Neutralization of cell-associated virus by combination of two gp120-specific broadly neutralizing antibodies. Two HIV-1-directed antibodies, PG9 and VRC01, were combined at concentrations that have a partial effect to no effect on cell-associated virus infection when used individually. Infection was evaluated in TZM-bl (A to D) or A3R5 (E to H) target cells with cell-associated HIV-1 BAL (A and E), WITO (B and F), CH040 (C and G), and CH077 (D and H). Infection was measured by quantifying the RLU of TZM-bl cells (A to D) or the percentage of GFP⁺ (Far Red⁻) A3R5 cells (E to H) for each cell-associated Env variant in the presence of the indicated concentrations of antibodies, used in combination or alone, where 1 is equal to 100% infection. Results were normalized and expressed as box-and-whisker plots illustrating the median, first and third quartiles, and range with outliers (solid circles). Significant differences were assessed with exact Wilcoxon rank sum tests and Holm's adjustment to compare each combination of antibodies to the single-antibody treatment. A significant difference is represented by ** (P < 0.005), and a nonsignificant difference is represented by “ns.”

FIG 5

Neutralization of cell-associated virus by combination of gp120- and gp41-specific broadly neutralizing antibodies. Two HIV-1-directed antibodies, 10E8 and VRC01, were combined at concentrations that have a partial effect to no effect on cell-associated virus infection when used individually. Infection was evaluated in TZM-bl (A to D) or A3R5 (E to H) target cells with cell-associated HIV-1 BAL (A and E), WITO (B and F), CH040 (C and G), and CH077 (D and H).
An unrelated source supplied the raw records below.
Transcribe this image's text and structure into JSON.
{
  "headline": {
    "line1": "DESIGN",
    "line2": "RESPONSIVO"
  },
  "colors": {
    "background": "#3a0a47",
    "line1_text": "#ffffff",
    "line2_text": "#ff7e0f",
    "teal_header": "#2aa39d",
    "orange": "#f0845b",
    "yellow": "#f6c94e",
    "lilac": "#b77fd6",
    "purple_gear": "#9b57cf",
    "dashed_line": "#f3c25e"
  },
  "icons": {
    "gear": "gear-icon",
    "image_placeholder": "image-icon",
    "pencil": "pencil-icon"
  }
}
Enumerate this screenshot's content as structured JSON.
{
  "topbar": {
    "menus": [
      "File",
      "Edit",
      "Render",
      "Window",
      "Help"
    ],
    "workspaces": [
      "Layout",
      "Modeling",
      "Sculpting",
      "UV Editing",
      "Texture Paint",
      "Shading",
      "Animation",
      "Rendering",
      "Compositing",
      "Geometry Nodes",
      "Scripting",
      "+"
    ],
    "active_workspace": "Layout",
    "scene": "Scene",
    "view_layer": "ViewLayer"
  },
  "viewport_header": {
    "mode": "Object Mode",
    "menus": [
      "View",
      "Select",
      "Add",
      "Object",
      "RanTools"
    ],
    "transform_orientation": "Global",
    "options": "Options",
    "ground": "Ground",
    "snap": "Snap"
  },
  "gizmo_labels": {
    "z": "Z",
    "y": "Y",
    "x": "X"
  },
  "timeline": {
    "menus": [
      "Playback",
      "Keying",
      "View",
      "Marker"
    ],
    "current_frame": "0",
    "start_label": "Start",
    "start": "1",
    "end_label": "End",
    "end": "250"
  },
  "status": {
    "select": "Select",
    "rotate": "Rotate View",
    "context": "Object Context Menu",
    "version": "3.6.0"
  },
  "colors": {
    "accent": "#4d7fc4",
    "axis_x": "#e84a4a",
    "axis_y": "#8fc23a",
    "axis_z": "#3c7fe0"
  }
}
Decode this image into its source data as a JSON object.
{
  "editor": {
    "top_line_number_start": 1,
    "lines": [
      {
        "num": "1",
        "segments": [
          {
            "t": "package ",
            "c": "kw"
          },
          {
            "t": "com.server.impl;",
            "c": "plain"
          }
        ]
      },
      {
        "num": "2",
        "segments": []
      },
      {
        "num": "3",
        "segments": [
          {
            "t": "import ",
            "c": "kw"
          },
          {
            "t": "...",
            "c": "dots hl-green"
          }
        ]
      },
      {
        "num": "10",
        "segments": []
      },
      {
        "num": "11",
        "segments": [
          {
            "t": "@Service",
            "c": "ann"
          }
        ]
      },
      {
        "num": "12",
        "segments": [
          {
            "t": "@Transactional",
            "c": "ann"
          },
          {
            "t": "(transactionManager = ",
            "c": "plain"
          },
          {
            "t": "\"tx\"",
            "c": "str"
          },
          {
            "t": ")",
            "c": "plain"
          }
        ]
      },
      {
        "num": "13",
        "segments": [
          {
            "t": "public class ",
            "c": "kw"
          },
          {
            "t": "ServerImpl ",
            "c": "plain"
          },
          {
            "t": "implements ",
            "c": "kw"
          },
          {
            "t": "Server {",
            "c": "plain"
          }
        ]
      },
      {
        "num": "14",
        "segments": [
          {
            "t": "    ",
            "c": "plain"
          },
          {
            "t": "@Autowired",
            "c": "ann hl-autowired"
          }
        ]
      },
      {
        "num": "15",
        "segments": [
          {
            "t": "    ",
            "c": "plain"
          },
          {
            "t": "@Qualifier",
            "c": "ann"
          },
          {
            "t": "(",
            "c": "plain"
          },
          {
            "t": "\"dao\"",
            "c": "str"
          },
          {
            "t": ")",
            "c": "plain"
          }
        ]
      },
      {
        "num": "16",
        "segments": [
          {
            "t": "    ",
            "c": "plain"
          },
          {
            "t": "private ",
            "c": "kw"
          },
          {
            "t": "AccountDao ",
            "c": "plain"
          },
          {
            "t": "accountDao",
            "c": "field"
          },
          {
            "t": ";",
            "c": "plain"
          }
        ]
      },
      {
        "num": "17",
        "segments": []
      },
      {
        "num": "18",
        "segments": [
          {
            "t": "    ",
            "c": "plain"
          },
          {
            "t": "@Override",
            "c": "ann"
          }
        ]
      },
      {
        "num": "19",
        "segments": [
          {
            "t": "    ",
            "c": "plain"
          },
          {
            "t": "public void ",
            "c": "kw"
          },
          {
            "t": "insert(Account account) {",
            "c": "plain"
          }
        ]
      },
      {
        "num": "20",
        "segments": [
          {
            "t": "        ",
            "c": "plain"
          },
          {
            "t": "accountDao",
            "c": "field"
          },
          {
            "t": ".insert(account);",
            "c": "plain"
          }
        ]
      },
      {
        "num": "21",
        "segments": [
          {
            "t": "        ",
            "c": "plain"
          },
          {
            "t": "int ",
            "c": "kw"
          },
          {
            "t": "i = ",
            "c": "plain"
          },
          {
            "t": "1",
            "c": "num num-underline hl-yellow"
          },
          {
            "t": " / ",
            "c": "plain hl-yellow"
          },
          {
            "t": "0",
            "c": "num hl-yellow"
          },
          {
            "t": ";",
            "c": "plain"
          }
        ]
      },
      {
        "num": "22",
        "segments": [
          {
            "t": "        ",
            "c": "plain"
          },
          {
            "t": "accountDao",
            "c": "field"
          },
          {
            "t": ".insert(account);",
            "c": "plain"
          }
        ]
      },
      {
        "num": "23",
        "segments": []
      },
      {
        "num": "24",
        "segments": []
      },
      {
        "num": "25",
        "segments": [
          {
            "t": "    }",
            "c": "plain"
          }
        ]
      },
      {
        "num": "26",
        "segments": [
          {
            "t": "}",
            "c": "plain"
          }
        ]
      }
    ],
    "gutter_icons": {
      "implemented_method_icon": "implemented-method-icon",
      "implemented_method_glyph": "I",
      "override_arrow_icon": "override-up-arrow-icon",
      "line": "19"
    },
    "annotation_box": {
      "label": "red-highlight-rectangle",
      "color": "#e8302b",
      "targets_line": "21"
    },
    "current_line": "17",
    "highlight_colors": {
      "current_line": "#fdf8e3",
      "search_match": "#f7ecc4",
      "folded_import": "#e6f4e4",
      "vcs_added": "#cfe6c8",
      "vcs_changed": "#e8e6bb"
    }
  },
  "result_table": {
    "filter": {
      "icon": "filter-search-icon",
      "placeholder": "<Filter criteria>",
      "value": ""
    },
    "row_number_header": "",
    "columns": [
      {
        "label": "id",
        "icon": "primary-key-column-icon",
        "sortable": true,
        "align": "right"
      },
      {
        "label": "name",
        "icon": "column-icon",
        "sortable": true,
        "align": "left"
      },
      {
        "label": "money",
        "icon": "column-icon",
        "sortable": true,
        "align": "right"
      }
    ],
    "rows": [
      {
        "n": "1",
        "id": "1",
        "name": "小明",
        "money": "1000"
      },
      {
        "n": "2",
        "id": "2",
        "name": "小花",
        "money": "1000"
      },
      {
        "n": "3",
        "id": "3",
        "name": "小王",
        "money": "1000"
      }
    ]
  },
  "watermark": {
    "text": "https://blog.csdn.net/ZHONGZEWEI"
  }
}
Infection was measured by quantifying RLU of TZM-bl cells (A to D) or the percentage of GFP⁺ (Far Red⁻) A3R5 cells (E to H) for each cell-associated Env variant in the presence of the indicated concentrations of antibodies, used in combination or alone, where 1 is equal to 100% infection. Results were normalized and expressed as in Fig. 4. Significant differences were assessed with exact Wilcoxon rank sum tests and Holm's adjustment to compare each combination of antibodies to the single-antibody treatment. A significant difference is represented by ** (P < 0.0075), and a nonsignificant difference is represented by “ns.”